A pesar de tener enemigos entre los fariseos y la jerarquía religiosa, entre el pueblo Juan era muy reconocido, y muchos lo seguían, aunque la gente no sabía bien quién era, y se preguntaban si sería profeta, el propio Elías o el Mesías (Lucas 3:15). Sus enemigos –los fariseos, sacerdotes, levitas- lo abordaron una vez en Betábora, al otro lado del Jordán, porque también tenían las mismas dudas, y así le preguntaron quién era, y dijo no ser Elías, ni un profeta, ni el Cristo, sino: “Yo soy la voz de uno que clama en el desierto: Enderezad el camino del Señor, como dijo el profeta Isaías” (Juan 1:19 a 24). Ante esa respuesta continuaron preguntándole por qué bautizaba, y Juan respondió: “Yo bautizo con agua; mas en medio de vosotros está uno a quien vosotros no conoceis. Este es el que viene después de mí, el que es antes de mí, del cual yo no soy digno de desatar la correa de su calzado” (Juan 1:25 a 27).

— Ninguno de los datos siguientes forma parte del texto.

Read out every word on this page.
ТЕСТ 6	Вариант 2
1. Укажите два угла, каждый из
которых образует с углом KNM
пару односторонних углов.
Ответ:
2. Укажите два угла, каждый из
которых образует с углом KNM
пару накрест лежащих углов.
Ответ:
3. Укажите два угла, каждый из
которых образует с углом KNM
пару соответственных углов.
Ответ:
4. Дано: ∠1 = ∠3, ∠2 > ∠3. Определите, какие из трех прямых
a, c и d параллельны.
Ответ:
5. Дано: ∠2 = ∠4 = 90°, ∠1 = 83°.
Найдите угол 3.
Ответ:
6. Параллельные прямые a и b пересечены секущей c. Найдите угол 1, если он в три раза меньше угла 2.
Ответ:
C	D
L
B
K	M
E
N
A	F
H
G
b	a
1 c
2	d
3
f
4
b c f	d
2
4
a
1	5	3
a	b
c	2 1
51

Un día en que Juan estaba bautizando en el Jordán, se presentó ante él Jesús para que lo bautizara también a él, y Juan “se oponía, diciendo: Yo necesito ser bautizado por ti, ¿y tú vienes a mí? Pero Jesús respondió: Deja ahora, porque así conviene que cumplamos toda justicia” (Mateo 3:13 a 15). Y una vez que lo hubo bautizado y subió del agua, los cielos fueron abiertos y el Espíritu de Dios, como paloma, descendió sobre Jesús, en tanto que una voz de los cielos decía: “Este es mi hijo amado, en quien tengo complacencia” (Mateo 3:16 y 17/Marcos 1:10 y 11/Lucas 3:21b y 22/Juan 1:32 y 34). Al día siguiente, estando Juan con dos de sus discípulos, vio a Jesús y señalándolo les dijo: “He aquí al Cordero de Dios”, y los discípulos se acercaron a Jesús, y éste los recibió y le siguieron (Juan 1:35 a 39). Así, Juan encaminó hacia Jesús sus discípulos, no actuando como un maestro celoso, sino como un mensajero fiel, …aunque fue más que un mensajero.
Algunas personas no entendían que Juan cediera sus discípulos y su popularidad a Jesús, y se lo dijeron, mas él les respondió: “El que tiene la esposa es el esposo; mas el amigo del esposo, que está a su lado y le oye, se goza grandemente de la voz del esposo; así pues, este mi gozo está cumplido” (Juan 3:29). Juan fue realmente, además del mensajero, el amigo de Jesús. Porque en él se observa ese amor precioso del que habla Pablo en la 1ª. Epístola a los Corintios: “El amor es sufrido, es benigno, el amor no tiene envidia, el amor no es jactancioso, no se envanece; no hace nada indebido, no busca lo suyo, no se irrita, no guarda rencor; no se goza de la injusticia, mas se goza de la verdad. Todo lo sufre, todo lo cree, todo lo soporta” (1ª. Corintios 13:4 a 7).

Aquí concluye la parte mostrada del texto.